European Commissioner for Development Andris Piebalgs last week announced new EU funding of 10 million euros (13.04 million US dollars) to boost access to sustainable energy for the poorest and most remote Pacific islands, bringing total EU funding to more than 100 million euros.

Piebalgs said in a statement that it was clear the Pacific island nations would see no development without sustainable and affordable energy.

The high costs of importing fuel resulted in a real lack of access to affordable and sustainable energy that disadvantaged about 46 percent of people in the region and considerably affected health, education and trade opportunities.

Most of New Zealand's Pacific neighbours should move close to achieving 50 percent of their electricity from renewable means as a result of the summit, New Zealand Foreign Affairs Minister Murray McCully said last week.

Currently most Pacific countries delivered well under 10 per cent of their electricity renewably, with an overriding dependence on diesel generation.

"Despite years of rhetoric about climate change, Pacific nations have had too little practical assistance to make the most significant available improvement to both their environmental and economic circumstances: a shift from extremely expensive imported diesel to environmentally friendly renewable sources of electricity.
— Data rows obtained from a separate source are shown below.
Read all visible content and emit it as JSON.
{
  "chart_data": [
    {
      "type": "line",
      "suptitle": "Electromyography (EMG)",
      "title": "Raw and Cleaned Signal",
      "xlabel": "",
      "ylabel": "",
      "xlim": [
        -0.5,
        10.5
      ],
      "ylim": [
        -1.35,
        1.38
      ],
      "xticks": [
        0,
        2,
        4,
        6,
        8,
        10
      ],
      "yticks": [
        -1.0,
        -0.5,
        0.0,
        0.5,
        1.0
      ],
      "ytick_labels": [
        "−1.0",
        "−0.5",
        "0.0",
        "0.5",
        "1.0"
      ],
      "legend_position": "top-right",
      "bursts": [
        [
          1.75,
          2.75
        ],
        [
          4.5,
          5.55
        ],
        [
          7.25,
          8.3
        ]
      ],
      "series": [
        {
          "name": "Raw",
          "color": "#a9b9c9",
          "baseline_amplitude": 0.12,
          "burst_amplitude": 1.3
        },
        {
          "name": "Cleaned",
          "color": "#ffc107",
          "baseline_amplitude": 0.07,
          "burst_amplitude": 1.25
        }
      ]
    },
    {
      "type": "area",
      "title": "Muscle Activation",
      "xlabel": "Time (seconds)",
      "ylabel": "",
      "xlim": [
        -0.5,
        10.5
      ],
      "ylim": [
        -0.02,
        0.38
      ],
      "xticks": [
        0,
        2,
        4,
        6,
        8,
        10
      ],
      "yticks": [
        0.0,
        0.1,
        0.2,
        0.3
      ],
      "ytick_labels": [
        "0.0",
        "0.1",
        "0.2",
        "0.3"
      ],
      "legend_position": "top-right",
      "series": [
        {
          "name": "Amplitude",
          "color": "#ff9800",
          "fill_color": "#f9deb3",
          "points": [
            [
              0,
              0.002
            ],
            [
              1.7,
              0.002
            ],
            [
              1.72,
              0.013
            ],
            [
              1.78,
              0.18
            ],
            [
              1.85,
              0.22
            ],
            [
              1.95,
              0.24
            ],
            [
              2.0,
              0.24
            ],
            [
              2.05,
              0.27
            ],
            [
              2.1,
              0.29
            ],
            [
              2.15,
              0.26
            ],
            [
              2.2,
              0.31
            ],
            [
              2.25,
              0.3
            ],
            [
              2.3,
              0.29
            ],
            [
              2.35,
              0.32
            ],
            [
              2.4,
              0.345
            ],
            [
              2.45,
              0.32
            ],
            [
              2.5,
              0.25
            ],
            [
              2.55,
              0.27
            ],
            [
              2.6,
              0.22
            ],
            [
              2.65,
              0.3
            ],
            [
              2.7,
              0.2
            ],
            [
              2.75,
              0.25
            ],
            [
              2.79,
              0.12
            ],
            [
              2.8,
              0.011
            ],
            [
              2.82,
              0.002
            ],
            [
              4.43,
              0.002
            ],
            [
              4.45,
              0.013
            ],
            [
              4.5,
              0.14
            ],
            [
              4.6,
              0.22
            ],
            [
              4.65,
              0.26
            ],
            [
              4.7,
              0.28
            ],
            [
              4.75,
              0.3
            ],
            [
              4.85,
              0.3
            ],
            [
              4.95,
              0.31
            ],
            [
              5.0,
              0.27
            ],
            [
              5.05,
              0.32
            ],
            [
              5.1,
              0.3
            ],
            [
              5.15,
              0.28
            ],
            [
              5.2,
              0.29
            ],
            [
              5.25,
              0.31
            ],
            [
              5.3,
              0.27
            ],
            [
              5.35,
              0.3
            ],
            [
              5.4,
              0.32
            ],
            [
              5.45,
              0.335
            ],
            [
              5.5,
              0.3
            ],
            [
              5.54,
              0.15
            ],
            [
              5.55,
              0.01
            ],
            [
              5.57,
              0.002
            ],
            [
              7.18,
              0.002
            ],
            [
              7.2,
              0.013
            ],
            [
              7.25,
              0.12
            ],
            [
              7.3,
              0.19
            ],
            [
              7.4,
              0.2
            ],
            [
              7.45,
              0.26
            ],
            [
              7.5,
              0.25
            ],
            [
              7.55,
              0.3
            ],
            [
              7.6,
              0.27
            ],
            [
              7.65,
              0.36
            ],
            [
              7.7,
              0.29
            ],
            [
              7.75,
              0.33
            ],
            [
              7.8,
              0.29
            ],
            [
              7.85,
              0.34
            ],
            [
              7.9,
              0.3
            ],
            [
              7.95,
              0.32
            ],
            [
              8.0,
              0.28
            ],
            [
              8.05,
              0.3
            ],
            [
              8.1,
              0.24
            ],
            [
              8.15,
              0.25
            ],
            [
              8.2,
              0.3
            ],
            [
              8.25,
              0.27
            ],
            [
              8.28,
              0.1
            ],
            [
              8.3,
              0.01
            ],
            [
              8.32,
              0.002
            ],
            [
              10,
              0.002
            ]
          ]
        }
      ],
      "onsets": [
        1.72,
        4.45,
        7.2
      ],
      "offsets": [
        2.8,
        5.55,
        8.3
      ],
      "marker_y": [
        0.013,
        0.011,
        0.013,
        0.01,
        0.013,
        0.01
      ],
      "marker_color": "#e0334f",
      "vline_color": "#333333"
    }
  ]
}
In a region that possesses sunshine and wind in abundance, that is simply not good enough," McCully said in a statement.

Some countries such as the Cook Islands, Tonga, and Tuvalu depended on imported diesel for over 95 percent of their electricity generation, while others had a strong base for renewable energy such as Vanuatu (19 percent mostly from wind) and Samoa (40 percent from hydropower) but still needed a concerted effort from the donor community to reach their potential.

In addition to most Pacific leaders, the summit is being attended by international donors such as the EU, Australia, Japan, China, the United Arab Emirates, the World Bank Group and Asian Development Bank, and the heads of international organizations, including the International Renewable Energy Agency.